Globally, however, the policy’s effects are still building. In the last year, many women were spared the earliest effects of the funding cuts by a worldwide wave of righteous indignation — and the righteous check-writing that followed close behind.
In February 2017, Lilianne Ploumen, the Dutch minister of foreign trade and development cooperation, announced that she was forming an international nongovernmental organisation called She Decides to raise money for groups affected by Trump’s policy.
“I was very disappointed and a little bit shocked [to hear about Trump’s policy] because, you know, this is 2017,” she said in an interview with the New York Times at the time. “You would have expected that in 2017 the rights of women and girls to be the masters of their own bodies and their own sexual lives would be something matter-of-fact.”
The Dutch government, she pledged, would kick in the first 10-million Euros (R150 million).
By January of this year, the group had raised just over 390-million Euros (R5.75-billion) to bridge the gap in international sexual and reproductive health funding left by Trump’s decision.
Meanwhile, individuals also stepped in.
In Madagascar, where nearly all of Marie Stopes’ outreach efforts were US-funded, an anonymous American donor kicked in $1-million (R12.1-million) of his own cash to purchase a new fleet of vehicles after USAID took back all of its cars.
“He asked where we could use his money that would make the most significant impact, and told us to send it there,” explains Marjorie Newman-Williams, Marie Stopes International’s vice-president and director of external affairs.
Even outside the uber-wealthy, she says, the organisation “saw quite a notable spike in individual donations this year. It’s clear to me that when people understand what’s happening here, they’re moved to give.”
The problem, she says, is that US funding was always a solid, long-term prospect. Under the Obama administration, it came like clockwork year after year, allowing Marie Stopes International to grow from a relatively small family planning NGO into one of the world’s largest in less than a decade.
And while well-intentioned, none of the donors who have stepped into the void Trump created have deep enough pockets to make the kinds of promises the US once did.

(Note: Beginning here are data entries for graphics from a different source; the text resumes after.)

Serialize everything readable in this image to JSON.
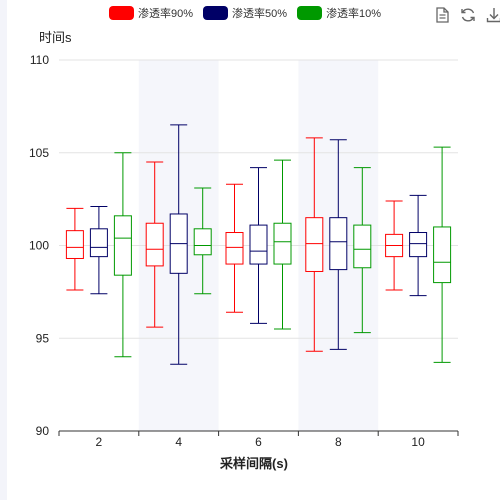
{
  "chart_data": {
    "type": "boxplot",
    "title": "",
    "xlabel": "采样间隔(s)",
    "ylabel": "时间s",
    "categories": [
      "2",
      "4",
      "6",
      "8",
      "10"
    ],
    "ylim": [
      90,
      110
    ],
    "yticks": [
      90,
      95,
      100,
      105,
      110
    ],
    "grid": true,
    "legend_position": "top",
    "series": [
      {
        "name": "渗透率90%",
        "color": "#ff0000",
        "boxes": [
          {
            "min": 97.6,
            "q1": 99.3,
            "median": 99.9,
            "q3": 100.8,
            "max": 102.0
          },
          {
            "min": 95.6,
            "q1": 98.9,
            "median": 99.8,
            "q3": 101.2,
            "max": 104.5
          },
          {
            "min": 96.4,
            "q1": 99.0,
            "median": 99.9,
            "q3": 100.7,
            "max": 103.3
          },
          {
            "min": 94.3,
            "q1": 98.6,
            "median": 100.1,
            "q3": 101.5,
            "max": 105.8
          },
          {
            "min": 97.6,
            "q1": 99.4,
            "median": 100.0,
            "q3": 100.6,
            "max": 102.4
          }
        ]
      },
      {
        "name": "渗透率50%",
        "color": "#000066",
        "boxes": [
          {
            "min": 97.4,
            "q1": 99.4,
            "median": 99.9,
            "q3": 100.9,
            "max": 102.1
          },
          {
            "min": 93.6,
            "q1": 98.5,
            "median": 100.1,
            "q3": 101.7,
            "max": 106.5
          },
          {
            "min": 95.8,
            "q1": 99.0,
            "median": 99.7,
            "q3": 101.1,
            "max": 104.2
          },
          {
            "min": 94.4,
            "q1": 98.7,
            "median": 100.2,
            "q3": 101.5,
            "max": 105.7
          },
          {
            "min": 97.3,
            "q1": 99.4,
            "median": 100.1,
            "q3": 100.7,
            "max": 102.7
          }
        ]
      },
      {
        "name": "渗透率10%",
        "color": "#009900",
        "boxes": [
          {
            "min": 94.0,
            "q1": 98.4,
            "median": 100.4,
            "q3": 101.6,
            "max": 105.0
          },
          {
            "min": 97.4,
            "q1": 99.5,
            "median": 100.0,
            "q3": 100.9,
            "max": 103.1
          },
          {
            "min": 95.5,
            "q1": 99.0,
            "median": 100.2,
            "q3": 101.2,
            "max": 104.6
          },
          {
            "min": 95.3,
            "q1": 98.8,
            "median": 99.8,
            "q3": 101.1,
            "max": 104.2
          },
          {
            "min": 93.7,
            "q1": 98.0,
            "median": 99.1,
            "q3": 101.0,
            "max": 105.3
          }
        ]
      }
    ],
    "bands": {
      "shaded_categories": [
        "4",
        "8"
      ],
      "band_color": "#f5f6fb"
    }
  },
  "toolbox": {
    "icons": [
      "data-view-icon",
      "refresh-icon",
      "download-icon"
    ]
  }
}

“There are organisations that have worked for decades in certain countries and communities to build trusted healthcare systems, and that’s what’s all at stake right now because in so many cases those trusted healthcare systems are supported by US funding,” says Seema Jalan, executive director of the United Nations Foundation’s Universal Access Project.

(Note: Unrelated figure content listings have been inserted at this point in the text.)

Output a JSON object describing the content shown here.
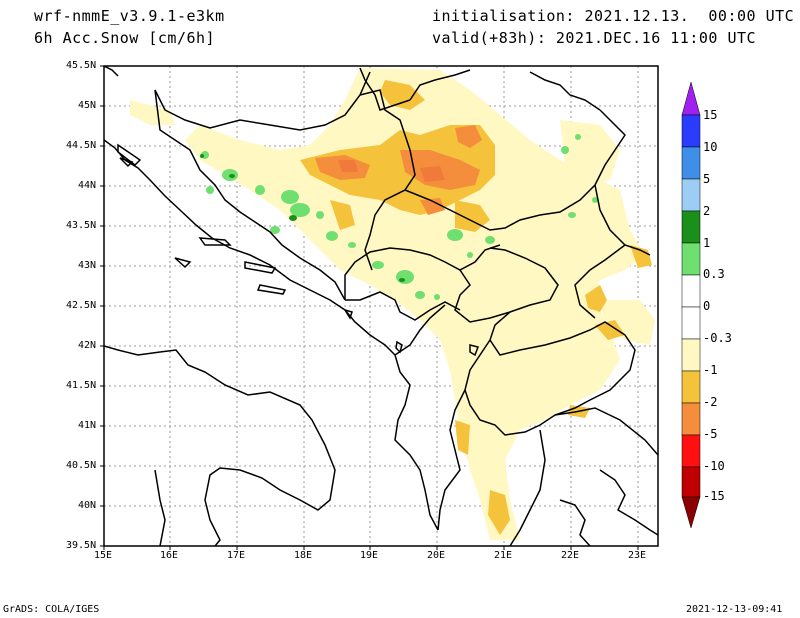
{
  "header": {
    "model": "wrf-nmmE_v3.9.1-e3km",
    "field": "6h Acc.Snow [cm/6h]",
    "init": "initialisation: 2021.12.13.  00:00 UTC",
    "valid": "valid(+83h): 2021.DEC.16 11:00 UTC"
  },
  "map": {
    "lon_labels": [
      "15E",
      "16E",
      "17E",
      "18E",
      "19E",
      "20E",
      "21E",
      "22E",
      "23E"
    ],
    "lat_labels": [
      "45.5N",
      "45N",
      "44.5N",
      "44N",
      "43.5N",
      "43N",
      "42.5N",
      "42N",
      "41.5N",
      "41N",
      "40.5N",
      "40N",
      "39.5N"
    ],
    "lon_range": [
      15,
      23.3
    ],
    "lat_range": [
      39.5,
      45.5
    ]
  },
  "colorbar": {
    "labels": [
      "15",
      "10",
      "5",
      "2",
      "1",
      "0.3",
      "0",
      "-0.3",
      "-1",
      "-2",
      "-5",
      "-10",
      "-15"
    ],
    "colors": [
      "#a020f0",
      "#2b3cff",
      "#3f8fe8",
      "#9ccdf5",
      "#1a8f1a",
      "#6fe06f",
      "#ffffff",
      "#fff8c2",
      "#f5c23c",
      "#f58e3c",
      "#ff1010",
      "#c00000",
      "#8b0000"
    ]
  },
  "footer": {
    "left": "GrADS: COLA/IGES",
    "right": "2021-12-13-09:41"
  }
}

In many cases, American funding helped give countries crucial momentum in their efforts to expand contraceptive access.
In West Africa in particular, Newman-Williams says, several countries recorded record-breaking progress in the past decade. In Burkina Faso, for instance, thanks to fierce government advocacy and international donor support, the number of women who wanted to prevent pregnancy but didn’t have access to birth control fell from two-thirds in 2011 to 24% in 2016, according to 2011 Guttmacher data and 2016 figures from health research body, Performance Monitoring and Accountability 2020.

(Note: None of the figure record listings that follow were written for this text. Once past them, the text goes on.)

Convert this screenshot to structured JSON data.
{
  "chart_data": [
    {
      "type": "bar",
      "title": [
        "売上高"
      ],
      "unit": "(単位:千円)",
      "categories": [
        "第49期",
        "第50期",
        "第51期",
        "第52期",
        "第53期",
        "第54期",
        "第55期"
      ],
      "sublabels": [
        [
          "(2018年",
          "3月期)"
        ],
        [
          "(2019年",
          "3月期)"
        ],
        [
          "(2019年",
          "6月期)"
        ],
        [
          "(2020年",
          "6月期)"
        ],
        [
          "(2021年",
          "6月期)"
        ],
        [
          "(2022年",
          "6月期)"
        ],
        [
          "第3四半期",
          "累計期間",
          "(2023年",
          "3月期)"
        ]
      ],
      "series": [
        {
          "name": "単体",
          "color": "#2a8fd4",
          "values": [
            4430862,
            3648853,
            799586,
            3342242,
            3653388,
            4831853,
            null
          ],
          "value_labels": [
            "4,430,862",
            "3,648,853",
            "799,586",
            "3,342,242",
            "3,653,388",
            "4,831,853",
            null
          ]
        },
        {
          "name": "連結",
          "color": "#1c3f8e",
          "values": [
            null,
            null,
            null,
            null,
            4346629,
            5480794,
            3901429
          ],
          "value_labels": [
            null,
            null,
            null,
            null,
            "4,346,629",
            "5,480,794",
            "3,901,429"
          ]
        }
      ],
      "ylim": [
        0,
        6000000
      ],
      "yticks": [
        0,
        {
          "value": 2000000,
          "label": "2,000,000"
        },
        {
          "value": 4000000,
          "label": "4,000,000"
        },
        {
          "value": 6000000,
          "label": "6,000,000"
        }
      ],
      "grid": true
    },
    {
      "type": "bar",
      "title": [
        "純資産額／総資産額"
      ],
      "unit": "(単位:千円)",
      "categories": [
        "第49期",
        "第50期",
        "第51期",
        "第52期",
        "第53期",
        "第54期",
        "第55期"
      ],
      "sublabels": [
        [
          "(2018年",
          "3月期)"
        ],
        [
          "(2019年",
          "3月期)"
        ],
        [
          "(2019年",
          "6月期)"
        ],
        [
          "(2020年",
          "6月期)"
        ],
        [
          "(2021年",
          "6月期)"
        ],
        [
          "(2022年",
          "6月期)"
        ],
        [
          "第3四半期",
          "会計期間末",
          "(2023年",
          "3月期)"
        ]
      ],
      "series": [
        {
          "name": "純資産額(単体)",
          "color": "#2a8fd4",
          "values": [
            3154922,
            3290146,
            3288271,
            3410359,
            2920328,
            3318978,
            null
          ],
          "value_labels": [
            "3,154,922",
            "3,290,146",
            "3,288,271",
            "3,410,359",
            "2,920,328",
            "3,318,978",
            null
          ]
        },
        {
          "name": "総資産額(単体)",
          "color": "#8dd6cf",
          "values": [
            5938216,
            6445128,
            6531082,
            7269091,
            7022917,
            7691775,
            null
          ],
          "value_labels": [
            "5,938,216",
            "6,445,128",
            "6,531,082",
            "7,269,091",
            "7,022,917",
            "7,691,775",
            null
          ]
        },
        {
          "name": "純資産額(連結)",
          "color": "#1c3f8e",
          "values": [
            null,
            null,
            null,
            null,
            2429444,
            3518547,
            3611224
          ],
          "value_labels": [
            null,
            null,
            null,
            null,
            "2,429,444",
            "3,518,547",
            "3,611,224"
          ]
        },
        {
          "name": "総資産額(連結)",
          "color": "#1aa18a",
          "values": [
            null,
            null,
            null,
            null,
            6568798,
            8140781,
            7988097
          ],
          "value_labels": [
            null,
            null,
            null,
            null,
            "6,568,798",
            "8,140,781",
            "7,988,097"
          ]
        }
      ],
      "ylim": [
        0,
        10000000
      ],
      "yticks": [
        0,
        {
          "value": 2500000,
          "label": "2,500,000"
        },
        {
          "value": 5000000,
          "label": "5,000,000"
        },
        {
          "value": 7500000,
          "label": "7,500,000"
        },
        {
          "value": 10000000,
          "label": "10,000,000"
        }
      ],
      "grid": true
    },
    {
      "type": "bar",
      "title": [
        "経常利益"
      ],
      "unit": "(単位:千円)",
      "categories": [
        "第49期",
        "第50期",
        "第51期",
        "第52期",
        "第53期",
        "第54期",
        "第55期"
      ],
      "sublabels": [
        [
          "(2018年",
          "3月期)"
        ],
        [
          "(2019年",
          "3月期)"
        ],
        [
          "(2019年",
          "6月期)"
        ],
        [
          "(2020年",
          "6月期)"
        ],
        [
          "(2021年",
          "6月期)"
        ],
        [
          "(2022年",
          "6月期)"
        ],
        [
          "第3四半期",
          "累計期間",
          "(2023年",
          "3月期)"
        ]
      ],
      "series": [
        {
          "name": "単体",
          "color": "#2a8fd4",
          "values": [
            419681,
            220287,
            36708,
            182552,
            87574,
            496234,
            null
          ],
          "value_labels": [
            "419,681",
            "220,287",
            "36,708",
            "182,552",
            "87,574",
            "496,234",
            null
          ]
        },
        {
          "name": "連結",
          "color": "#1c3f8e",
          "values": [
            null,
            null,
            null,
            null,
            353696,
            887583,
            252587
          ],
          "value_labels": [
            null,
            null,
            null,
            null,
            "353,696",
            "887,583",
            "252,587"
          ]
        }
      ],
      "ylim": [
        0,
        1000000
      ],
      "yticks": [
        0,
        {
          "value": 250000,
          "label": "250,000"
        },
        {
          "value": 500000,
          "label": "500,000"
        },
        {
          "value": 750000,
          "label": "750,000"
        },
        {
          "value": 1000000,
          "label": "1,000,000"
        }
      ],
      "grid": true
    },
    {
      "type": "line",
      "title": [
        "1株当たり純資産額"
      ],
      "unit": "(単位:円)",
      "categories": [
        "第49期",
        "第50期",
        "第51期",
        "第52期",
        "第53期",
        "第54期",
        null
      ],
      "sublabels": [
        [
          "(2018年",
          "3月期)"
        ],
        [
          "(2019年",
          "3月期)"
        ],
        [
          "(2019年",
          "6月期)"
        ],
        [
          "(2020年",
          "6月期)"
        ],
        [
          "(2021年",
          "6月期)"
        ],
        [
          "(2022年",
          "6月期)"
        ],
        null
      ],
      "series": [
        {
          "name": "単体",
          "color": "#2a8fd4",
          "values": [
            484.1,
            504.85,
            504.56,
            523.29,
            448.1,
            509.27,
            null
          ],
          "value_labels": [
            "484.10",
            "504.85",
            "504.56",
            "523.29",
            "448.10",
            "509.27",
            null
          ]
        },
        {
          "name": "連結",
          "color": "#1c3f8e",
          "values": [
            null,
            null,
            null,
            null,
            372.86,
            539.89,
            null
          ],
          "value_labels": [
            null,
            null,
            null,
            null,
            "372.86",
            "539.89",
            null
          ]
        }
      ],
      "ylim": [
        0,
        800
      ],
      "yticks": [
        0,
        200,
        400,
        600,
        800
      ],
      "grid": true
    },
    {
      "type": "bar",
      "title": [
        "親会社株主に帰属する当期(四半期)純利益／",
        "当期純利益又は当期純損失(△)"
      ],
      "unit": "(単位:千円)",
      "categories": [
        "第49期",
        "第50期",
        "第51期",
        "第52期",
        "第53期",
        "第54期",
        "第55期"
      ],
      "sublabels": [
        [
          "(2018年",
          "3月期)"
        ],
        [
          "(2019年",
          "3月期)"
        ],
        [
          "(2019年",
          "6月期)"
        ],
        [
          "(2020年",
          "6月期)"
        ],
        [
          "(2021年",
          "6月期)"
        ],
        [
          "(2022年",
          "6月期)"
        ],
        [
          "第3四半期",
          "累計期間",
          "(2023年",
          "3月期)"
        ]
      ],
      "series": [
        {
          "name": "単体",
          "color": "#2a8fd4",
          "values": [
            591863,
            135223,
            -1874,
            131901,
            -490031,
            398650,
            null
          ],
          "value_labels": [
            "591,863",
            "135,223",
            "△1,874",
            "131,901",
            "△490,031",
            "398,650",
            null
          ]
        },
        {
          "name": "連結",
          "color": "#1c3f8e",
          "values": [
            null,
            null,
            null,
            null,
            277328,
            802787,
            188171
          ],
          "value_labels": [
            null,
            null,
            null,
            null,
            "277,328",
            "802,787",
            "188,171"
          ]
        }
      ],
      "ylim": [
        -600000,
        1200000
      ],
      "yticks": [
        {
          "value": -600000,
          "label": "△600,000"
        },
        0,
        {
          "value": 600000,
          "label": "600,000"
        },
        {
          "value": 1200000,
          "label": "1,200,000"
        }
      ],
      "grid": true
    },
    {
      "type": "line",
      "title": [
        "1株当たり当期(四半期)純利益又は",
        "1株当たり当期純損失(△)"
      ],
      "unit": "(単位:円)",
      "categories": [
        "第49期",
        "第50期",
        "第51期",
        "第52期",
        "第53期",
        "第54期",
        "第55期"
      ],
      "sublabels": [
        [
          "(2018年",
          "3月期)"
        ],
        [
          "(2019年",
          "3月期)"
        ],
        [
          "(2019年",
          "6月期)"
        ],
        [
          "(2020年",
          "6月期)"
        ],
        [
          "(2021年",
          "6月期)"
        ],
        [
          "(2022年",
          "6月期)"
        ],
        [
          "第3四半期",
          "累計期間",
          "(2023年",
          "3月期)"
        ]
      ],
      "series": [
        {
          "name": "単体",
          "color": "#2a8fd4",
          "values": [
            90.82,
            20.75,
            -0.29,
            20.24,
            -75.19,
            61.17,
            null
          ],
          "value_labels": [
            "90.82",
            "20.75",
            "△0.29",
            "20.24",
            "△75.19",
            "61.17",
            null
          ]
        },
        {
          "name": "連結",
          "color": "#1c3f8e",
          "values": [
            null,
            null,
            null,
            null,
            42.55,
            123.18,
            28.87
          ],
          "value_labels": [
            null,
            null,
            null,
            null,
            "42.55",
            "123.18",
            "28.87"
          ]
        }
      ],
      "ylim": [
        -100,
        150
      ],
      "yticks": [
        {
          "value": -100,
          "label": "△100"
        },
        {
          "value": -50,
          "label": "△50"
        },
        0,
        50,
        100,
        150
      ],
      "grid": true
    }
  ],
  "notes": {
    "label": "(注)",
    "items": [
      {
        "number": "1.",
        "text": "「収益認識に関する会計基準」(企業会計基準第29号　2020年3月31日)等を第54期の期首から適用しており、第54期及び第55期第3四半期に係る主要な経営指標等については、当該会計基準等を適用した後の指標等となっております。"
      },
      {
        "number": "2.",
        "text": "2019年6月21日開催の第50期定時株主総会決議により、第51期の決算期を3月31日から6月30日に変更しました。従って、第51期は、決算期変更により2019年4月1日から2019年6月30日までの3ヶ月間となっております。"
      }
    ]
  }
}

But in 2017, Marie Stopes in Burkina Faso lost about a quarter of its funding, which had come from the American government. In response, it cut three of its nine outreach teams and ended financial support to 80 government clinics.
For Newman-Williams, those kinds of cuts could open a dangerous gap in services at a critical moment.
She warns: “To nip the progress of a country that has come so far like Burkina Faso in the bud right now would really be tragic.” – Additional reporting by Pontsho Pilane
Ryan Lenora Brown is a freelance reporter, editor, and researcher based in Johannesburg, South Africa.